Il diritto alla salute, l’unico che la Costituzione definisce “fondamentale”, uno e indivisibile, cessa, così, di avere una valenza nazionale per assumerne una locale che ne diventa la fonte, con la prospettiva di accentuare le differenze fino a trasformarle in divaricazioni. Le palesi ambiguità della legislazione concorrente hanno già decretato il fallimento del federalismo in sanità, ora in cerca di rivincita nella nuova versione “a geometria variabile”. Per questa strada, però, si va alla creazione di più sistemi sanitari, a diversa efficacia e sicurezza, sia per chi eroga le cure che per chi le riceve, fino al venir meno del concetto stesso di Servizio sanitario nazionale e di politica sanitaria nazionale.

L’unitarietà del SSN, pur in un contesto regionalista, esige la presenza di alcuni fili verticali tra i quali lo stato giuridico del personale, i requisiti di accreditamento di strutture e professionisti, l’individuazione di livelli essenziali organizzativi omogenei, gli accordi contrattuali e convenzionali. La perseveranza di Calderoli a bypassare il recente pronunciamento della Corte Costituzionale mette a rischio “quel presidio insostituibile di unità del Paese rappresentato dal Ssn”, come definito dal Presidente Mattarella.
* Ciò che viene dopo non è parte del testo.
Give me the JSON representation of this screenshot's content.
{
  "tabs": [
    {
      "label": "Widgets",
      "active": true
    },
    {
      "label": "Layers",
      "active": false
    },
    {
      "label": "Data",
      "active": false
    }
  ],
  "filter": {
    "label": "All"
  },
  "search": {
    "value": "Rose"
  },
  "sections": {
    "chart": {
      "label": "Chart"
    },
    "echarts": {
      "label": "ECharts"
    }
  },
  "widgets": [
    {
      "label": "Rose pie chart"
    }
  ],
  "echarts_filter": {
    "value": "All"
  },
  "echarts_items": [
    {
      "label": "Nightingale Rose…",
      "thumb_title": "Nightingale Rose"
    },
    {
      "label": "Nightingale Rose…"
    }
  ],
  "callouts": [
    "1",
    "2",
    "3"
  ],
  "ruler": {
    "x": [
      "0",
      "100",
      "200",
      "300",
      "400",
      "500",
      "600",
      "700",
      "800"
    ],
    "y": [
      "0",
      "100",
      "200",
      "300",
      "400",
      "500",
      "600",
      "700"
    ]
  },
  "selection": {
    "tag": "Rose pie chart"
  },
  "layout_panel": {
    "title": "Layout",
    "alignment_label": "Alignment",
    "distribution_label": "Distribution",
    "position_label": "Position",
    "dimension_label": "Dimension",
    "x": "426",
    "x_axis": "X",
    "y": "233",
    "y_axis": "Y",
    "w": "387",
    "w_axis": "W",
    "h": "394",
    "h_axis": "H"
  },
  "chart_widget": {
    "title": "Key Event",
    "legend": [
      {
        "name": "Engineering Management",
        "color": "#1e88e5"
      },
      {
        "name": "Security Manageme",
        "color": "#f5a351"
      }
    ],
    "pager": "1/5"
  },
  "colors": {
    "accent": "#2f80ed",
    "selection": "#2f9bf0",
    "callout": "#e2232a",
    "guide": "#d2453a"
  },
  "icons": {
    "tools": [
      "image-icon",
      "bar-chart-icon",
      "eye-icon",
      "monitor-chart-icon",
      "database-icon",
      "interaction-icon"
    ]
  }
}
Le Regioni che chiedono l’autonomia vogliono portarsi a casa non solo risorse economiche ma pezzi di politiche pubbliche sulle quali esercitare poteri, decisioni, facoltà di cambiare modelli organizzativi. Dopotutto, chi gestisce la cosa pubblica è interessato non solo al quantum di spese da allocare, ma anche a come e a chi distribuire quel quantum, poco o grande che sia. Senza curarsi del siluro sparato contro quello che resta della sanità pubblica.

Noi continueremo la nostra battaglia, in ogni sede e in ogni modo, convinti che il diritto a curare come quello alla cura non possono essere declinati in 21 modi differenti se si vuole rispettare l’articolo 32 della Costituzione.